Santander data breach: 30m account and credit card details up for sale on dark web
According to reports, Santander customer and staff data has been put up for sale on the dark web.
The details relate to the data leak reported earlier in May. Data leaked included HR details for staff, 30m customers’ bank account details, and 28m credit card numbers.
The bank, which is the eurozone’s second-largest lender, has around 210,000 staff worldwide, according to its latest quarterly report.
On 14 May Santander acknowledged the data breach had taken place, saying in a statement it “recently became aware of an unauthorized access to a Santander database hosted by a third-party provider.”
“We immediately implemented measures to contain the incident, including blocking the compromised access to the database and establishing additional fraud prevention controls to protect affected customers.”
The details leaked were limited to the group’s customers in Chile, Spain and Uruguay. However, the employee data leak appeared to have been more widespread. The group said data of “current and some former Santander employees of the group had been accessed.”
A group called Shinyhunters posted an advert claiming to have the data.
Santander declined comment on the claim the information is being put up for sale, when approached by City A.M.

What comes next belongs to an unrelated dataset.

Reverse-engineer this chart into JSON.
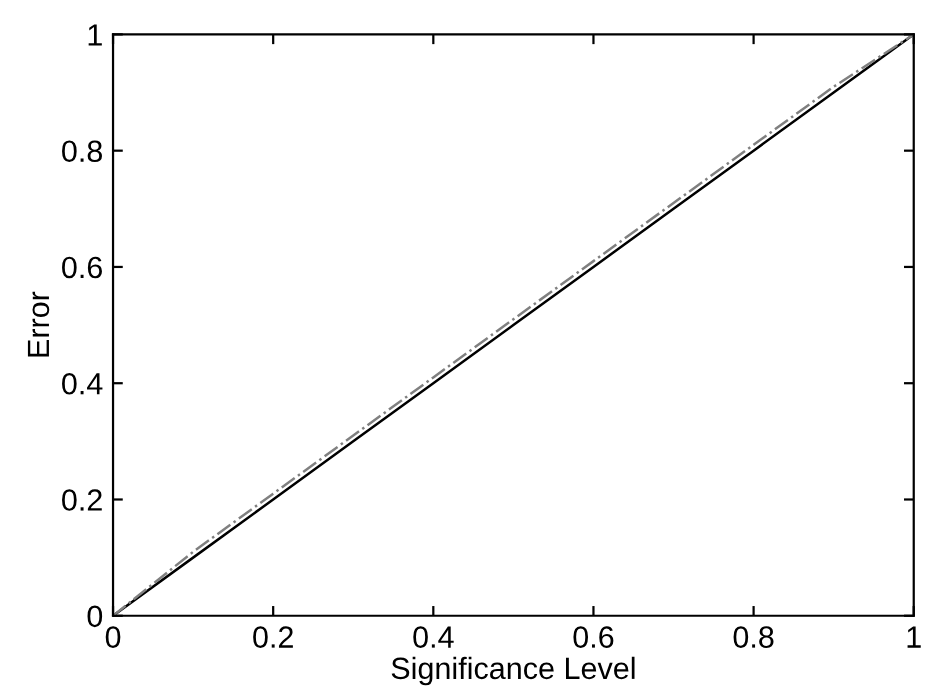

The statement on 14 May said: “No transactional data, nor any credentials that would allow transactions to take place on accounts are contained in the database, including online banking details and passwords. The bank’s operations and systems are not affected, so customers can continue to transact securely.”
“We apologise for the concern this will understandably cause and are proactively contacting affected customers and employees directly. We have also notified regulators and law enforcement and will continue to work closely with them.”
What should you do?
Following the data breach and reports the details have been put up for sale on the dark web, experts were eager to analyse its impact.
Vonny Gamot, Head of EMEA at online protection company, McAfee, said there were a number of things people could do to protect themselves, including watching out for phishing scams and the increased use of AI.
“Strong and unique passwords are a must, which means never reusing a password for multiple accounts, apps and platforms. Using a password manager will help you keep on top of it all.
“While a strong and unique password is a good first line of defence, enabling two-factor authentication across your accounts will help provide an extra layer of protection.
“Recent advances in AI have helped make scams more convincing, removing the traditional hallmarks like misspelled words and bad grammar. However, one crucial tell-tale sign remains – a pressure to act, fast.
Vonny Gamot
“Regularly monitor your accounts for any unfamiliar or unauthorised activity, such as attempted logins, messages sent from your account or transactions you didn’t make. If there is something suspicious, report it immediately.
“And keep an eye out for an influx of phishing attacks and scams, which is common following a high-profile data breach such as this.
“It could be an email or a text message directing you to a fake site designed to steal your personal info – either by tricking you into providing it or by stealing it without your knowledge.
“It’s always wise to keep a sceptical eye open with any requests for money or info. But if you’re ever in doubt over the legitimacy of an email or link, don’t engage with it and go directly to the source.”